Swiggy going public is a threat to the monopoly Zomato enjoyed in the listed space as now the competition is not restricted to food delivery business and quick commerce alone
Even as Zomato celebrated arch rival Swiggy’s debut in the Indian stock markets on November 13, exemplified as two men in their signature orange and red T-shirts looking at the iconic BSE building on Dalal Street Mumbai, the reality is distinctly different.
Though it is indeed rare to see such camaraderie among competitors in stock markets, Swiggy going public is obviously a threat to the monopoly Zomato enjoyed in the listed space as now the competition is not restricted to food delivery business and quick commerce (QC) alone considering the money chasing the listed food tech biz will now likely be bifurcated.

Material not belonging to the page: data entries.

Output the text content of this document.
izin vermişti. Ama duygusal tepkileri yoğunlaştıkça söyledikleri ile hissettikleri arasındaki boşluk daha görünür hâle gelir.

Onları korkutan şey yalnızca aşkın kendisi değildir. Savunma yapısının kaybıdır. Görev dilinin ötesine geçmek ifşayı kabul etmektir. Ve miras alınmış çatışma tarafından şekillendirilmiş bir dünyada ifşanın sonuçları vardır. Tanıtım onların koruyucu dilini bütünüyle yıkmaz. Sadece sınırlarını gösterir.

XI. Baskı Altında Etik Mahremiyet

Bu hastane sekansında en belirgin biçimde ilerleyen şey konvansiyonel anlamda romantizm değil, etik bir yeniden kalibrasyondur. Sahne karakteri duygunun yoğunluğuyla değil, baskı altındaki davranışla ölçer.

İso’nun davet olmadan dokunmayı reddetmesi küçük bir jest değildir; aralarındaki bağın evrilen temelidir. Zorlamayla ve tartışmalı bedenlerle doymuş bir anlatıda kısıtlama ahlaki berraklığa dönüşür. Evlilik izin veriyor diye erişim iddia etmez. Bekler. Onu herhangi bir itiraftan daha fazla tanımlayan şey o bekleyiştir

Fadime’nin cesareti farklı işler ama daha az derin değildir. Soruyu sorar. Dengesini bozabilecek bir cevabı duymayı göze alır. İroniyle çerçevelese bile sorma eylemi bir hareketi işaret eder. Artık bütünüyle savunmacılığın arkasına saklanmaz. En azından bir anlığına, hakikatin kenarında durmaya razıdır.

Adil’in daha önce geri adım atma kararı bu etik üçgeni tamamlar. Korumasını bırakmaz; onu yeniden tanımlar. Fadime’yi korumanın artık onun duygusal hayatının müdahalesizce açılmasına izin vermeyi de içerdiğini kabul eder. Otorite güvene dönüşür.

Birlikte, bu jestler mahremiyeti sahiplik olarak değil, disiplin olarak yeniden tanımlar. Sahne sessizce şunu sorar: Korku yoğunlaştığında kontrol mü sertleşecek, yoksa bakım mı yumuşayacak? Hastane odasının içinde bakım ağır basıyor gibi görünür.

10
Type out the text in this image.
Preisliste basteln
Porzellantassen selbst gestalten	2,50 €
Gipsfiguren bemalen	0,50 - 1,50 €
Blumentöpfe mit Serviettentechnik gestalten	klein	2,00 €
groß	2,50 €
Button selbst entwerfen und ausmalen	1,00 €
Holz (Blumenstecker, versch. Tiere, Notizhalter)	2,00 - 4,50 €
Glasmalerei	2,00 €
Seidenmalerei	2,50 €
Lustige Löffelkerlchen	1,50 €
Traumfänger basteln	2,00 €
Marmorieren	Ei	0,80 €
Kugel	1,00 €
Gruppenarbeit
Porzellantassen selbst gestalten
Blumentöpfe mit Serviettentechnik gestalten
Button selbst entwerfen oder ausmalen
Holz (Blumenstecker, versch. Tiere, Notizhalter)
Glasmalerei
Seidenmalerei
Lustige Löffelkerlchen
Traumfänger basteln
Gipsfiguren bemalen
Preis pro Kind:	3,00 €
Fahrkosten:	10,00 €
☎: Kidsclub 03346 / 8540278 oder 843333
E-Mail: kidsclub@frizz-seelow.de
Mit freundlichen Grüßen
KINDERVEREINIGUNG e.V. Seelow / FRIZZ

Shares of Swiggy were listed at Rs 420 a piece on the BSE, a mere 8 percent premium over the issue price of Rs 390.
Both Swiggy and Zomato operate identical businesses, but valuations and financials differ, two critical aspects which are part of investors’ assessment before buying any share in the stock markets. What investors are curious about is if operating in an oligopoly market with only two players grabbing most of the market share in the food delivery business and QC space will open up opportunities for the two players to create niches for themselves. Or will the competition make space for other arch rivals like Zepto and Big Basket to grow further?
Concerns are aplenty. Loss-making Swiggy has a long way to convince public markets investors on its business growth plans. That task may not be as difficult for Zomato which has at least tasted profitability while its 10-minute quick commerce Blinkit continues to show strong growth despite increasing competition, with a 20 percent (quarter-on-quarter) growth in the September quarter of financial year 2025.